The goal of the declaration is also to demonstrate how African nations and their investment partners understand, manage and value natural capital, and to come up with a practical results-focused approach that would put African nations in the driving seat of sustainable economic growth.
The declaration was implemented during the 2012 Summit for Sustainability in Africa held in Botswana.
Speaking yesterday at the official opening of the two-day conference in Gaborone for Sustainability in Africa, Deputy Permanent Secretary in the Ministry of Wildlife and Tourism Jimmy Opelo said the presence of the private sector and non-governmental organisations, both as partners and observers, demonstrates a willingness for partnership of various levels and magnitude in undertaking initiatives for sustainability in Africa.

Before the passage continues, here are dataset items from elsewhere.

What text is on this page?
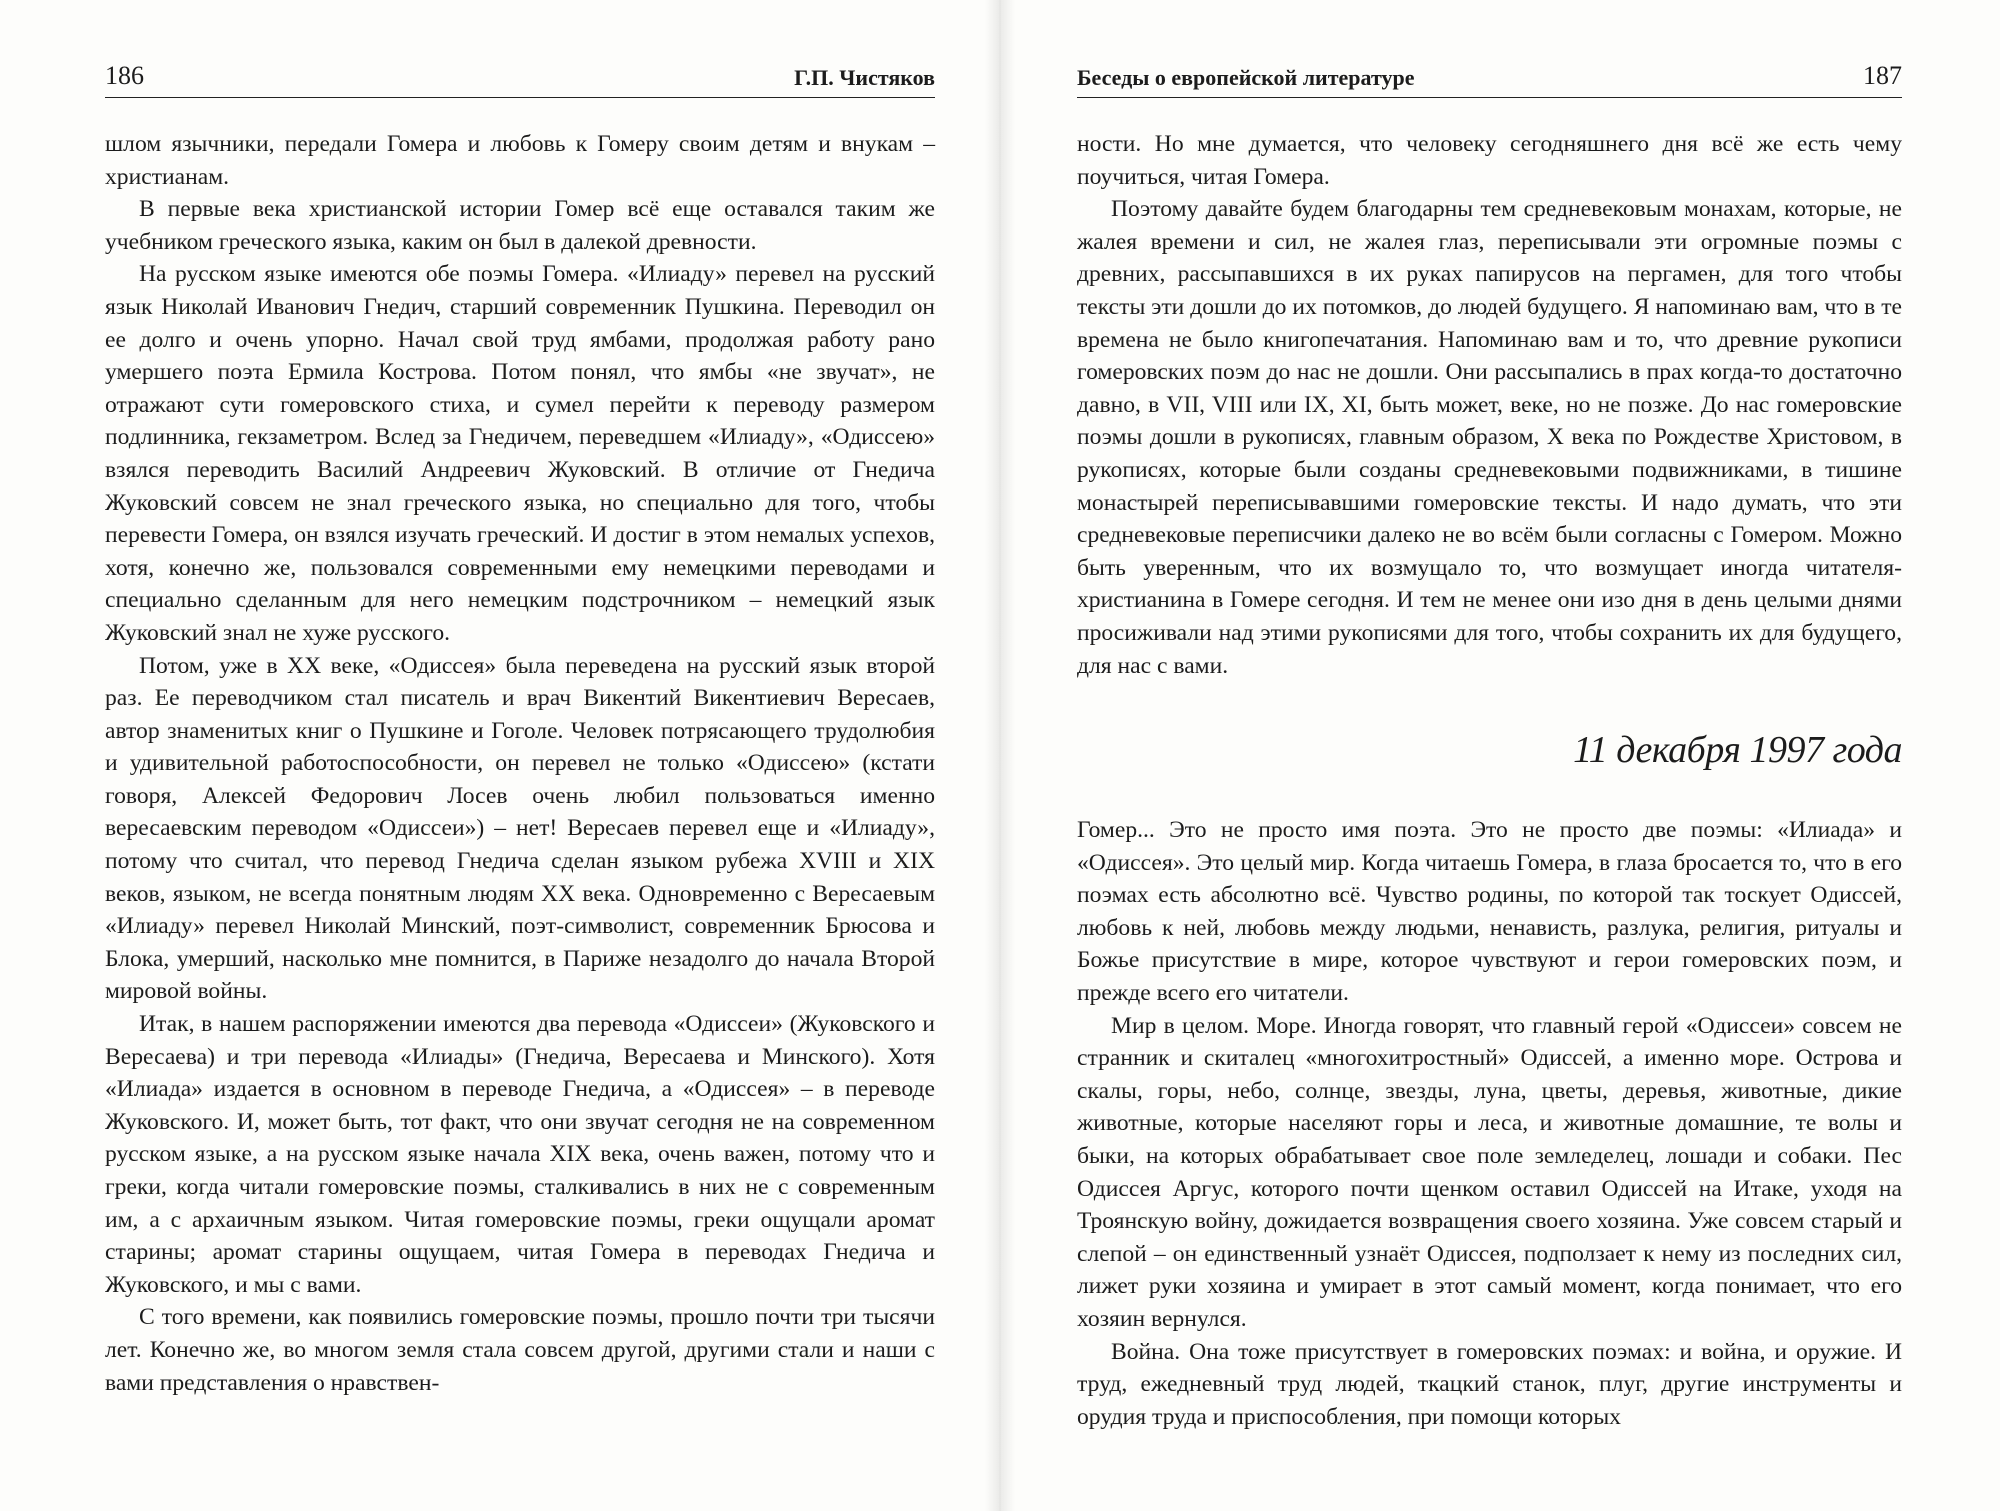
186	Г.П. Чистяков

шлом язычники, передали Гомера и любовь к Гомеру своим детям и внукам – христианам.

В первые века христианской истории Гомер всё еще оставался таким же учебником греческого языка, каким он был в далекой древности.

На русском языке имеются обе поэмы Гомера. «Илиаду» перевел на русский язык Николай Иванович Гнедич, старший современник Пушкина. Переводил он ее долго и очень упорно. Начал свой труд ямбами, продолжая работу рано умершего поэта Ермила Кострова. Потом понял, что ямбы «не звучат», не отражают сути гомеровского стиха, и сумел перейти к переводу размером подлинника, гекзаметром. Вслед за Гнедичем, переведшем «Илиаду», «Одиссею» взялся переводить Василий Андреевич Жуковский. В отличие от Гнедича Жуковский совсем не знал греческого языка, но специально для того, чтобы перевести Гомера, он взялся изучать греческий. И достиг в этом немалых успехов, хотя, конечно же, пользовался современными ему немецкими переводами и специально сделанным для него немецким подстрочником – немецкий язык Жуковский знал не хуже русского.

Потом, уже в XX веке, «Одиссея» была переведена на русский язык второй раз. Ее переводчиком стал писатель и врач Викентий Викентиевич Вересаев, автор знаменитых книг о Пушкине и Гоголе. Человек потрясающего трудолюбия и удивительной работоспособности, он перевел не только «Одиссею» (кстати говоря, Алексей Федорович Лосев очень любил пользоваться именно вересаевским переводом «Одиссеи») – нет! Вересаев перевел еще и «Илиаду», потому что считал, что перевод Гнедича сделан языком рубежа XVIII и XIX веков, языком, не всегда понятным людям XX века. Одновременно с Вересаевым «Илиаду» перевел Николай Минский, поэт-символист, современник Брюсова и Блока, умерший, насколько мне помнится, в Париже незадолго до начала Второй мировой войны.

Итак, в нашем распоряжении имеются два перевода «Одиссеи» (Жуковского и Вересаева) и три перевода «Илиады» (Гнедича, Вересаева и Минского). Хотя «Илиада» издается в основном в переводе Гнедича, а «Одиссея» – в переводе Жуковского. И, может быть, тот факт, что они звучат сегодня не на современном русском языке, а на русском языке начала XIX века, очень важен, потому что и греки, когда читали гомеровские поэмы, сталкивались в них не с современным им, а с архаичным языком. Читая гомеровские поэмы, греки ощущали аромат старины; аромат старины ощущаем, читая Гомера в переводах Гнедича и Жуковского, и мы с вами.

С того времени, как появились гомеровские поэмы, прошло почти три тысячи лет. Конечно же, во многом земля стала совсем другой, другими стали и наши с вами представления о нравствен-

Беседы о европейской литературе	187

ности. Но мне думается, что человеку сегодняшнего дня всё же есть чему поучиться, читая Гомера.

Поэтому давайте будем благодарны тем средневековым монахам, которые, не жалея времени и сил, не жалея глаз, переписывали эти огромные поэмы с древних, рассыпавшихся в их руках папирусов на пергамен, для того чтобы тексты эти дошли до их потомков, до людей будущего. Я напоминаю вам, что в те времена не было книгопечатания. Напоминаю вам и то, что древние рукописи гомеровских поэм до нас не дошли. Они рассыпались в прах когда-то достаточно давно, в VII, VIII или IX, XI, быть может, веке, но не позже. До нас гомеровские поэмы дошли в рукописях, главным образом, X века по Рождестве Христовом, в рукописях, которые были созданы средневековыми подвижниками, в тишине монастырей переписывавшими гомеровские тексты. И надо думать, что эти средневековые переписчики далеко не во всём были согласны с Гомером. Можно быть уверенным, что их возмущало то, что возмущает иногда читателя-христианина в Гомере сегодня. И тем не менее они изо дня в день целыми днями просиживали над этими рукописями для того, чтобы сохранить их для будущего, для нас с вами.

11 декабря 1997 года

Гомер... Это не просто имя поэта. Это не просто две поэмы: «Илиада» и «Одиссея». Это целый мир. Когда читаешь Гомера, в глаза бросается то, что в его поэмах есть абсолютно всё. Чувство родины, по которой так тоскует Одиссей, любовь к ней, любовь между людьми, ненависть, разлука, религия, ритуалы и Божье присутствие в мире, которое чувствуют и герои гомеровских поэм, и прежде всего его читатели.

Мир в целом. Море. Иногда говорят, что главный герой «Одиссеи» совсем не странник и скиталец «многохитростный» Одиссей, а именно море. Острова и скалы, горы, небо, солнце, звезды, луна, цветы, деревья, животные, дикие животные, которые населяют горы и леса, и животные домашние, те волы и быки, на которых обрабатывает свое поле земледелец, лошади и собаки. Пес Одиссея Аргус, которого почти щенком оставил Одиссей на Итаке, уходя на Троянскую войну, дожидается возвращения своего хозяина. Уже совсем старый и слепой – он единственный узнаёт Одиссея, подползает к нему из последних сил, лижет руки хозяина и умирает в этот самый момент, когда понимает, что его хозяин вернулся.

Война. Она тоже присутствует в гомеровских поэмах: и война, и оружие. И труд, ежедневный труд людей, ткацкий станок, плуг, другие инструменты и орудия труда и приспособления, при помощи которых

He explained that he had no doubt that all countries present, including Liberia, Mozambique, Kenya, Namibia, Rwanda, South Africa, Tanzania and Botswana, were ready to actualise the dream of sustainability set by the heads of states last year.
Opelo said the purpose for the GDSA 2013 was to solidify the GDSA initiative by reconvening signatory countries and key partners in sharing progress and advancements in formalising the pathway forward leading to active implementation of sustainable growth across Africa.
The declaration, which has three major action plans, is also intended to focus on building social capital and reducing poverty by transmitting agriculture, extractive industries and other natural capital uses to practices that promote sustainable employment, food security, sustainable energy and the protection of natural capital through protected areas and mechanisms.
The participating countries also have to build the knowledge, data, capacity and policy networks to promote leadership and new models in the field of sustainable development, and to increase momentum for positive change.
The conference continues today with a presentation on a framework to implement the Gaborone Declaration.